29.13 Em seis meses haverá uma eleição geral para uma Câmara do Povo Constituinte.
29.14 E meu último ato (ou de meu filho) como Rei será assinar a aceitação e submissão a esta nova constituição.
29.15 Logo após a instalação da Câmara do Povo Constituinte, Eumeu entrou na Faculdade de Enfermagem, pois toda a família real queria influenciar o mínimo (ou nada) na redação da nova carta magna e trabalhar com saúde era a real vocação deste Príncipe.

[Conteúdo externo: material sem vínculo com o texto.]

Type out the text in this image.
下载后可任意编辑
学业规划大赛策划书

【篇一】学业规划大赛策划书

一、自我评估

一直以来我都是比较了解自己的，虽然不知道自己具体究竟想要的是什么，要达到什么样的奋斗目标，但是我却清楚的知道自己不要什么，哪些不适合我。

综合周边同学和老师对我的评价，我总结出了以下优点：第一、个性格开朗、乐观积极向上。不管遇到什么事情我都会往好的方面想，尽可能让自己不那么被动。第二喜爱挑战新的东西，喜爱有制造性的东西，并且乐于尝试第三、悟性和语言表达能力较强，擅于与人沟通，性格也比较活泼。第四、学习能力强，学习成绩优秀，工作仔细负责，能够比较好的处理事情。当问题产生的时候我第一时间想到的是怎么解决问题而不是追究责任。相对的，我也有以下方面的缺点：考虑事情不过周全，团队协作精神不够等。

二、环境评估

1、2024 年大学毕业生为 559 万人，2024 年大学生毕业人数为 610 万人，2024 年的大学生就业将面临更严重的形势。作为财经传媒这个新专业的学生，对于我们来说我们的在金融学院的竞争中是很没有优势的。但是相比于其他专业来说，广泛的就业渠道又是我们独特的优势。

29.16 Cento e cinquenta anos após este último jubileu os reinados foram sumindo: vários seguindo o exemplo, outros depois de reinados desastrosos. Como Júlio anunciara, as Repúblicas não eram garantia de não haver governos ruins, mas uma fórmula para abreviar o mal. Ironicamente a única monarquia ainda existente é o Coprincipado de Verdavojo, seja porque não é hereditária, seja porque "dois ursos estão colocados no mesmo cesto" e é difícil que os dois copríncipes ao mesmo tempo sejam ruins e quando são um neutraliza o outro.